Objective: To define the incidence of problematic common bile duct calculi in patients undergoing laparoscopic cholecystectomy.
Summary Background Data: In patients selected for laparoscopic cholecystectomy, the true incidence of potentially problematic common bile duct calculi and their natural history has not been determined. We evaluated the incidence and early natural history of common bile duct calculi in all patients undergoing laparoscopic cholecystectomy with intraoperative and delayed postoperative cholangiography.
Methods: Operative cholangiography was attempted in all patients. In those patients in whom a filling defect was noted in the bile duct, the fine bore cholangiogram catheter was left securely clipped in the cystic duct for repeated cholangiography at 48 hours and at approximately 6 weeks postoperatively.

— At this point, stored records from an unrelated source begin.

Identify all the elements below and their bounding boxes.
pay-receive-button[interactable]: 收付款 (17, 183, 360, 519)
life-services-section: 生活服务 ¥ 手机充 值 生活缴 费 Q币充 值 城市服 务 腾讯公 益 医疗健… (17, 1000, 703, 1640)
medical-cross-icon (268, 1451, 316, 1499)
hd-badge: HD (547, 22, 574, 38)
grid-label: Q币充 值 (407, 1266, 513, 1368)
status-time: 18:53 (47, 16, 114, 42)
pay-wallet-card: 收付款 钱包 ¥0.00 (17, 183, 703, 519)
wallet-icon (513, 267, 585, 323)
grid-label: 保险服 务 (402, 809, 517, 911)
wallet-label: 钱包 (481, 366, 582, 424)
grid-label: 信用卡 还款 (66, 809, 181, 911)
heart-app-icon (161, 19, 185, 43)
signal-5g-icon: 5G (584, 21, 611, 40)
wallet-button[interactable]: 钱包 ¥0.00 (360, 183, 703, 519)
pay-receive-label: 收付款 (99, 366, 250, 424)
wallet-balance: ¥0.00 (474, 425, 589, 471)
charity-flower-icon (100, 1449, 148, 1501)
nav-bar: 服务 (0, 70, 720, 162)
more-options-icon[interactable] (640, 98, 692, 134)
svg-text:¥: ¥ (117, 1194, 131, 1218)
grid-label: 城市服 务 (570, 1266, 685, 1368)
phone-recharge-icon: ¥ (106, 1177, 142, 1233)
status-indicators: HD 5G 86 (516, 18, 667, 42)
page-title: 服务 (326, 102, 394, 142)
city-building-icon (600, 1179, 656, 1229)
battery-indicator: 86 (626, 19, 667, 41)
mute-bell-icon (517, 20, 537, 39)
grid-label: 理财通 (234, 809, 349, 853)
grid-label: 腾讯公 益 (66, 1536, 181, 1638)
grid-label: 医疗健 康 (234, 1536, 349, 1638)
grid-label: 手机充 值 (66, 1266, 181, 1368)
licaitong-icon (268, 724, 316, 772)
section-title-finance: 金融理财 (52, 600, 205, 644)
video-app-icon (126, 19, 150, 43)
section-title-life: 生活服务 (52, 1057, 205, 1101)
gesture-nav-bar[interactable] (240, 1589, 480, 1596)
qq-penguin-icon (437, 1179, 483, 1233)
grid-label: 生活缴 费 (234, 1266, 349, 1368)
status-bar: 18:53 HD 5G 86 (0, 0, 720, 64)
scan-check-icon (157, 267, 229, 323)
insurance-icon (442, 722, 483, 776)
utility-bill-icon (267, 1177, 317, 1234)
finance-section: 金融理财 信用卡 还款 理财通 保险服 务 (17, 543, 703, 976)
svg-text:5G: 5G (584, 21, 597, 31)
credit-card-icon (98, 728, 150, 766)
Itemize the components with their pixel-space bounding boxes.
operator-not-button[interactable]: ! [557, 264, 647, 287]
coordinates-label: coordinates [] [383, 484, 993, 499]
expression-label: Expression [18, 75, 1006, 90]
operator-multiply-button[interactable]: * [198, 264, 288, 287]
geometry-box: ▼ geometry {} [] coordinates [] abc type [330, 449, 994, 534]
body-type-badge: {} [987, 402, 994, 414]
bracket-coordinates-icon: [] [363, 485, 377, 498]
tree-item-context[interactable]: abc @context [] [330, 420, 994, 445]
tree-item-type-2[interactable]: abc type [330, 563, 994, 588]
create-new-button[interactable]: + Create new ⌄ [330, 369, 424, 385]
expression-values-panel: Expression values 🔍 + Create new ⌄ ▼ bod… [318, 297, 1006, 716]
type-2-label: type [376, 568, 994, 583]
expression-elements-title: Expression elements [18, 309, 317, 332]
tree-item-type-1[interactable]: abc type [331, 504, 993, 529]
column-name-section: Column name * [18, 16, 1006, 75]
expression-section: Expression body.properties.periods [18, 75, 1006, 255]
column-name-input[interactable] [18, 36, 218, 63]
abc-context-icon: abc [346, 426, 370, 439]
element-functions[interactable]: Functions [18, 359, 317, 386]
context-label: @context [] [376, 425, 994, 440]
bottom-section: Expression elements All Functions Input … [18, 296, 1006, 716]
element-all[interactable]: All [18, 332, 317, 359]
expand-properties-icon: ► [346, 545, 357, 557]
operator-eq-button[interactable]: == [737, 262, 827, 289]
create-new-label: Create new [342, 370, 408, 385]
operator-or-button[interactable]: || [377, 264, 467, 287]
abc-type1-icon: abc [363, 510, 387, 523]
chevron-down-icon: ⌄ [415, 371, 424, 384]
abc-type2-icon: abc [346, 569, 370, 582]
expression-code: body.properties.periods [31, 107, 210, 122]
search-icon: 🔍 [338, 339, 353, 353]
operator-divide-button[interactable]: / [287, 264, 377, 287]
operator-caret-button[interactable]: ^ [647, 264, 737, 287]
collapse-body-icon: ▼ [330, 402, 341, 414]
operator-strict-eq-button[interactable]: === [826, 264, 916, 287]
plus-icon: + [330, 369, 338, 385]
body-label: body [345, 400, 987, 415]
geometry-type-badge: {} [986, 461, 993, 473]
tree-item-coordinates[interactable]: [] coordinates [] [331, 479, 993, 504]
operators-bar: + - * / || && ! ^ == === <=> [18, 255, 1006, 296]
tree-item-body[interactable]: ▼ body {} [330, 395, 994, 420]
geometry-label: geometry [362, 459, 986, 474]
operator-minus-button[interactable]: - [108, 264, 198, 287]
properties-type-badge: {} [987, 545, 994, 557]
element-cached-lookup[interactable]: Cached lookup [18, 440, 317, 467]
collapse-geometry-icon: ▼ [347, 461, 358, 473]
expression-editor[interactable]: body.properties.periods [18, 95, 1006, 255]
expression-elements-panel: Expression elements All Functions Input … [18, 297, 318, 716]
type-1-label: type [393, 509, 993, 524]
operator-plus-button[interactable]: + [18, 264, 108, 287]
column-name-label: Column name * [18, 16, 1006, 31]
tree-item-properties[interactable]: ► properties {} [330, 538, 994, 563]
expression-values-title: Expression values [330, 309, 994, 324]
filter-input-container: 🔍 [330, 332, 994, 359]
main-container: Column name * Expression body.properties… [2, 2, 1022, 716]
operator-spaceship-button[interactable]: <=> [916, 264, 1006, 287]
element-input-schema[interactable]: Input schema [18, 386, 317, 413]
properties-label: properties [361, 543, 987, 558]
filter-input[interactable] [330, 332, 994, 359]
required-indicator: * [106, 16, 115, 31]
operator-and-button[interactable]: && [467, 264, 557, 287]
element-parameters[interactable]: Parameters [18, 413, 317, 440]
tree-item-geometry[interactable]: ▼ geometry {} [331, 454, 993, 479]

Results: Operative cholangiography was attempted in 997 consecutive patients and was accomplished in 962 patients (96%). Forty-six patients (4.6%) had at least one filling defect. Twelve of these had a normal cholangiogram at 48 hours (26% possible false-positive operative cholangiogram) and a further 12 at 6 weeks (26% spontaneous passage of calculi). Spontaneous passage was not determined by either the number or size of calculi or by the diameter of the bile duct. Only 22 patients (2.2% of total population) had persistent common bile duct calculi at 6 weeks after laparoscopic cholecystectomy and retrieved by endoscopic retrograde cholangiopancreatography.
Conclusions: Choledocholithiasis occurs in 3.4% of patients undergoing laparoscopic cholecystectomy but more than one third of these pass the calculi spontaneously within 6 weeks of operation and may be spared endoscopic retrograde cholangiopancreatography. Treatment decisions based on assessment by operative cholangiography alone would result in unnecessary interventions in 50% of patients who had either false positive studies or subsequently passed the calculi. These data support a short-term expectant approach in the management of clinically silent choledocholithiasis in patients selected for LC.
Although laparoscopic cholecystectomy has been widely adopted as the procedure of choice for gallbladder removal, there is uncertainty about the management of common bile duct calculi in this setting. This is particularly so for those patients where choledocholithiasis is not predicted by preoperative imaging, usually ultrasonography of the biliary tree. In such circumstances many surgeons do not perform routine operative cholangiography, and clinical experience suggests that the frequency of subsequent symptoms or complications from biliary calculi is low and in the order of 2-3%. This is 30-50% less than that predicted by operative cholangiography, suggesting overdiagnosis, spontaneous passage, or silent persistence of many common duct calculi. A significant proportion of patients may therefore undergo unnecessary biliary instrumentation with its inherent morbidity and mortality.1-5 Where a confident diagnosis of choledocholithiasis was made, 20-50% patients who underwent preoperative endoscopic retrograde cholangiopancreatography (ERCP) had no demonstrable calculi.6-11 Similarly, almost 20-40% of patients who have bile duct filling defects at per-operative cholangiography have either a negative surgical bile duct exploration or a negative postoperative ERCP.12-14
Patient selection for biliary intervention has been flawed partly because of the lack of a sensitive noninvasive imaging modality and also because the incidence and natural history of asymptomatic common bile duct calculi has not been determined in patients selected for laparoscopic cholecystectomy. In this study of patients undergoing laparoscopic cholecystectomy, we prospectively define the true incidence of common bile duct calculi and their early natural history by undertaking intraoperative cholangiography and delayed postoperative cholangiography in those who had demonstrable intraoperative filling defects in their bile ducts.